Jun. 3rd, 2017

bloodygranuaile: (plague)
 For my politics books club we decided on some light summer reading for June: Robert O. Paxton’s The Anatomy of Fascism, which explores the creation and expansion of different fascist movements for the purpose of arriving at a working sense of what fascism is based on how it has historically worked, rather than what its adherents said about it. 
 
As someone who got probably a pretty decent overview of both World Wars in high school by contemporary standards but has supplemented it with additional self-teaching in an extremely haphazard and piecemeal fashion (I like to read about very specific historical events like a single intelligence mission at a time), I felt like I had enough base-level knowledge to follow this without having to Google too many things, but it was also enormously helpful to have the subject set out in such an orderly manner. Paxton looks at different “stages” of fascism, of which only Mussolini’s and Hitler’s reigns both qualify as unambiguously fascist (rather than regular ol’ authoritarian) and went through all the stages he lists. 
 
I was expecting it to be a bit denser because some of the reviews I’d checked out said it was a bit dry, but while it doesn’t read in the novelesque way that some history books of more limited scope of subject manage to pull off these days, I really didn’t find it too dense or academic at all. It commits the occasional bit of academese, like “fascisms,” but it’s always quite clear what he’s getting at and overall I found it to be quite clear and straightforward. If you’re interested in the subject—which you should be, because otherwise why are you reading this book?—it should pull you along quite well; the prose style and the overall organization of the book just set everything out in a very plain and straightforward way.
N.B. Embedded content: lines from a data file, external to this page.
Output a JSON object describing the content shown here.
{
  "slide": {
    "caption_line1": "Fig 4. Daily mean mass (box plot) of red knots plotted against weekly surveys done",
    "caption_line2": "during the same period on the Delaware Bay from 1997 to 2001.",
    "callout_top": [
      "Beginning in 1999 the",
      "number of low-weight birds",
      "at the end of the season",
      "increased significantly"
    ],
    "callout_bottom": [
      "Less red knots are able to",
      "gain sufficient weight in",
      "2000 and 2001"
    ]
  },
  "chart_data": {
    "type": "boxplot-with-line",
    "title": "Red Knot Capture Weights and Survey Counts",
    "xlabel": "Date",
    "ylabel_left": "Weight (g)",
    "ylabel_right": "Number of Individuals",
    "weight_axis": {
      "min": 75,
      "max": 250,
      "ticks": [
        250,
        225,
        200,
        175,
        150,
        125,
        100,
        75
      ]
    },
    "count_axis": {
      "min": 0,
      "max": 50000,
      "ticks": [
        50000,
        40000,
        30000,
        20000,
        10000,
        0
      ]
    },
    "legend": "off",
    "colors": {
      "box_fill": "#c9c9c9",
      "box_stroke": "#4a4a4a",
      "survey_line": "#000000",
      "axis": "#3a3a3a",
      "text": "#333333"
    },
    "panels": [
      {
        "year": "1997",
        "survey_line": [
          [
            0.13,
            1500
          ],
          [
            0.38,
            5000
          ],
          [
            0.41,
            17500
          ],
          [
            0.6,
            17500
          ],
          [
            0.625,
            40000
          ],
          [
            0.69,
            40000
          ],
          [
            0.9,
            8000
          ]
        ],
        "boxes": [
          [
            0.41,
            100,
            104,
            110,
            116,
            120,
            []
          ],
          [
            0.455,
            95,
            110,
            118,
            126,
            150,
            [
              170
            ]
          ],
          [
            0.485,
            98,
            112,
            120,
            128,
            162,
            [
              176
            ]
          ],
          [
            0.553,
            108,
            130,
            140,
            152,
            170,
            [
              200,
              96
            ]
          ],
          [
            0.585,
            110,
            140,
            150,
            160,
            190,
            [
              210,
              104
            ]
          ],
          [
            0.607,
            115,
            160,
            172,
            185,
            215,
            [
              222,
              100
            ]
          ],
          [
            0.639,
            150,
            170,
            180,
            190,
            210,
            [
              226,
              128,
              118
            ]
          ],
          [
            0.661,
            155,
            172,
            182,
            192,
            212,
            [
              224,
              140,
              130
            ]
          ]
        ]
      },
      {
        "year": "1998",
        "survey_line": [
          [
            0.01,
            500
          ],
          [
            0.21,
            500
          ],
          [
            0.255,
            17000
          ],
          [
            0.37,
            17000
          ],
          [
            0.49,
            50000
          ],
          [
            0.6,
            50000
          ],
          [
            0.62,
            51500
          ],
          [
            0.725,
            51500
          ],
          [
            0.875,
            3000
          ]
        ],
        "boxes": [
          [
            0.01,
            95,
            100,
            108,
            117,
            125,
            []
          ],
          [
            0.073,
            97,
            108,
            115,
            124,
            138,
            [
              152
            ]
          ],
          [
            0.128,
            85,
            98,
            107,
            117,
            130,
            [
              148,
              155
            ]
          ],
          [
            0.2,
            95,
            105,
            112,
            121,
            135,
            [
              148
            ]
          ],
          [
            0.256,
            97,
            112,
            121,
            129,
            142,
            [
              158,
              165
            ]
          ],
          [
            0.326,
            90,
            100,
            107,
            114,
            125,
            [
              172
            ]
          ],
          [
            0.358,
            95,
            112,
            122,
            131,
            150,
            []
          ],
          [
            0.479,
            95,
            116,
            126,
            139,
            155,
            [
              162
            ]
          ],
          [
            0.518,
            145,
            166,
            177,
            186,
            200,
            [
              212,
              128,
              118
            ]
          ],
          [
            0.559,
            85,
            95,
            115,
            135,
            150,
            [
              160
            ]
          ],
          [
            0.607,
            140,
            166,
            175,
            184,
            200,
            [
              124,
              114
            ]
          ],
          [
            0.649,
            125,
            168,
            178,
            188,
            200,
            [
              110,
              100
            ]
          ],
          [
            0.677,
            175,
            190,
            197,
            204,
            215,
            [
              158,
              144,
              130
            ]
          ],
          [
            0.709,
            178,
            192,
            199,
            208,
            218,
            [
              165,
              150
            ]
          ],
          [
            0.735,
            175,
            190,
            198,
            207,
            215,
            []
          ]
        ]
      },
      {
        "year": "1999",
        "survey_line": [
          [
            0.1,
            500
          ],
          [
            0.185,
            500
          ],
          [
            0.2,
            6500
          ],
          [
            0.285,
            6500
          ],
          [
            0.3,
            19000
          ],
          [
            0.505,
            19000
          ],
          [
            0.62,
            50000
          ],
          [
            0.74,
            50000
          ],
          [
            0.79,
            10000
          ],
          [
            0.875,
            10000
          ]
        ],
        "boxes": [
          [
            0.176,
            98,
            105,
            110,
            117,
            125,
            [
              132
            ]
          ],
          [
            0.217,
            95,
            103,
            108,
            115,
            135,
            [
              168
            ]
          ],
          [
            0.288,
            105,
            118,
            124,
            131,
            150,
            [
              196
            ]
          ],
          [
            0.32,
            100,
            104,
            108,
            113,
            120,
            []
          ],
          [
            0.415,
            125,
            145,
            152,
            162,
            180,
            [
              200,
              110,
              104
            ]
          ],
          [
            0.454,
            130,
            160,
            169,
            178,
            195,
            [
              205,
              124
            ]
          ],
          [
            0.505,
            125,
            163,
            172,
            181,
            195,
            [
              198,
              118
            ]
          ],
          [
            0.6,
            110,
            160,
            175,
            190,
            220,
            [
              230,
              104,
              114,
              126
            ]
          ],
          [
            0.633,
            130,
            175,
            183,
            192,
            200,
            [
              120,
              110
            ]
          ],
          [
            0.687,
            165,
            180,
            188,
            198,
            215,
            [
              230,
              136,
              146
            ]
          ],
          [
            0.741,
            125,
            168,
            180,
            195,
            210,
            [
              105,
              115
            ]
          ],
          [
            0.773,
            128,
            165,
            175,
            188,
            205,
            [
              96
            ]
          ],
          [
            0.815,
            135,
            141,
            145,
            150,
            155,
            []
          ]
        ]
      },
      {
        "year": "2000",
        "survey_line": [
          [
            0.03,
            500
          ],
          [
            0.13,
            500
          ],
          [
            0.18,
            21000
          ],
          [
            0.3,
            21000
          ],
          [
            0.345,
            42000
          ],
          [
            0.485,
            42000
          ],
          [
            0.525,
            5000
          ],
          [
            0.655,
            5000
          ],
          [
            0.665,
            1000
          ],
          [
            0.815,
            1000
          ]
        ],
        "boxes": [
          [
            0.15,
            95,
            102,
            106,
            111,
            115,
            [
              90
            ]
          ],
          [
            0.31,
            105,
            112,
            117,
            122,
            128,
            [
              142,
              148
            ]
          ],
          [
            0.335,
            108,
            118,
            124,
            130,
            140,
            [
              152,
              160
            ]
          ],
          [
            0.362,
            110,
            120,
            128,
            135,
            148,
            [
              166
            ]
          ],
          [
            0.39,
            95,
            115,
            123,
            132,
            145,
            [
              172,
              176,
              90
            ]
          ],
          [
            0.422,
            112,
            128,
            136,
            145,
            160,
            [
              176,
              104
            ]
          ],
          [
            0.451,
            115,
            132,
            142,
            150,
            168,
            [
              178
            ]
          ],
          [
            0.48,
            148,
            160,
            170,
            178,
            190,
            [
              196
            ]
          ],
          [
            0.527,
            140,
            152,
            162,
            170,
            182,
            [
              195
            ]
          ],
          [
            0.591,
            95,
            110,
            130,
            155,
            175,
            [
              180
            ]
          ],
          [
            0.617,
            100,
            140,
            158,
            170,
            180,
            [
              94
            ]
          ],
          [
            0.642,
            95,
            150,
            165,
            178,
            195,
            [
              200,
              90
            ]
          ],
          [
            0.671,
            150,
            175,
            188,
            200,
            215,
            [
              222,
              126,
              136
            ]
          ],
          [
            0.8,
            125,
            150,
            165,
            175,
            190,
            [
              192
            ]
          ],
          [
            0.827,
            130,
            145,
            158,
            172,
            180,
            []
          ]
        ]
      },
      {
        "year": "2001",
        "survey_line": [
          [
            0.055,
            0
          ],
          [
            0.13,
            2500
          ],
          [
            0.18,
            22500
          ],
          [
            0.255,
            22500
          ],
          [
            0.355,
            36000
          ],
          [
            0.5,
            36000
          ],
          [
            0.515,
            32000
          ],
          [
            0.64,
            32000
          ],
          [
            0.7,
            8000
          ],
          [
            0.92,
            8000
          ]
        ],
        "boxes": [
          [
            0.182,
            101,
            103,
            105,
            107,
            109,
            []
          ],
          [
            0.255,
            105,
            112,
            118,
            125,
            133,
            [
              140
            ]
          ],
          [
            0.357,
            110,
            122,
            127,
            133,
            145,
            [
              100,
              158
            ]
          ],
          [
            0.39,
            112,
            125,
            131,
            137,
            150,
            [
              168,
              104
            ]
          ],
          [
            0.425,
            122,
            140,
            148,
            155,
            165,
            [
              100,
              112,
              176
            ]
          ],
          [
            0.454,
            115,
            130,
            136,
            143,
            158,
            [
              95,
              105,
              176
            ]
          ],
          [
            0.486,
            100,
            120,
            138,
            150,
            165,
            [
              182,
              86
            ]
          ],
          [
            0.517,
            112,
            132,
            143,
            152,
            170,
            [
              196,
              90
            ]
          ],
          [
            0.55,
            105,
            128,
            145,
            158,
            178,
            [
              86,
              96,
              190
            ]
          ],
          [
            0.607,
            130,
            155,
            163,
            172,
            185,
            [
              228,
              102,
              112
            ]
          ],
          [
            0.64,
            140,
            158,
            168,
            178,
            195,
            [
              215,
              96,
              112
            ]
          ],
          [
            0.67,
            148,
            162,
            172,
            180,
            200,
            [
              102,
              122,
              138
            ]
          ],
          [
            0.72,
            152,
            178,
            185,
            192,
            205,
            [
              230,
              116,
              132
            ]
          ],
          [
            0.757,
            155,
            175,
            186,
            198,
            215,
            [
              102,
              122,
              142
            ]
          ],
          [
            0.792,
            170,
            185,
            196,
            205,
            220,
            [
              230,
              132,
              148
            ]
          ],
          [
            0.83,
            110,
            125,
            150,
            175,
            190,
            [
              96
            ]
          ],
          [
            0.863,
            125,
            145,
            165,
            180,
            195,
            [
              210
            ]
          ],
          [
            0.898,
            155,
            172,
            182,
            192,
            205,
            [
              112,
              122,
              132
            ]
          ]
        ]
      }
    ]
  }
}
The content is terrifying without being either coy or gratuitously graphic. 
 
The book was written in 2004, and… well, I’d be quite interested in hearing Paxton’s take on current events. (ETA: I am a dumbass; he wrote an article about in in the May issue of Harper’s Magazine that I have just not gotten around to reading yet because I am a twit.) A lot of what he talks about regarding the early stages of fascism—it’s ideological incoherence, its poaching of grievances from the left, its roots in socialism and syndicalism even as it immediately became viciously anti-socialist, its alliances with conservative elites who thought they could use its energy for their own ends—sounds uneasily familiar to anyone following modern politics. But there are a lot of movements and regimes that are often called fascist and that may be sort of fascist in some ways but not in others. Paxton gives us a good rundown of unsuccessful fascist movements and of not-properly-fascist authoritarian regimes (I was perhaps inappropriately delighted at the section dedicated to the Perón regime in Argentina and the conclusion that it was not fascist, despite Perón’s ties to Mussolini. Musical theater is a helluva drug, apparently). 
 
This book doesn’t talk a huge amount about propaganda per se, which is something I would usually be disappointed with since propaganda is my favorite, but it does talk a lot about the appropriation of symbols, emotional manipulation, the slippery relationship between fascism and making any sort of coherent sense, and its anti-intellectualism, all of which is much fun, although it’s a bit terrifying to look at the legacy this kind of intellectual nihilism has left on mass politics in more recent years. It’s also terrifying when Paxton talks not about the internal properties of fascism itself but also about the political space that allows it to develop.
 
Though the book is short and is about 25% footnotes, I think we could end up having a very long book group discussion on this, especially if I come up with enough really good questions. It’s not for three weeks though so I’ll have to review it again when we get closer—and I’m really looking forward to doing so. 
 
Oh, and the book also contains a “bibliographic essay,” which basically is just a lifetime’s worth of book recommendations. Damn you, Paxton. Now I’ve got a TBR list I couldn’t hope to get through even if I turned into one of those doofy Stephanie Meyers vampires that never needs to sleep.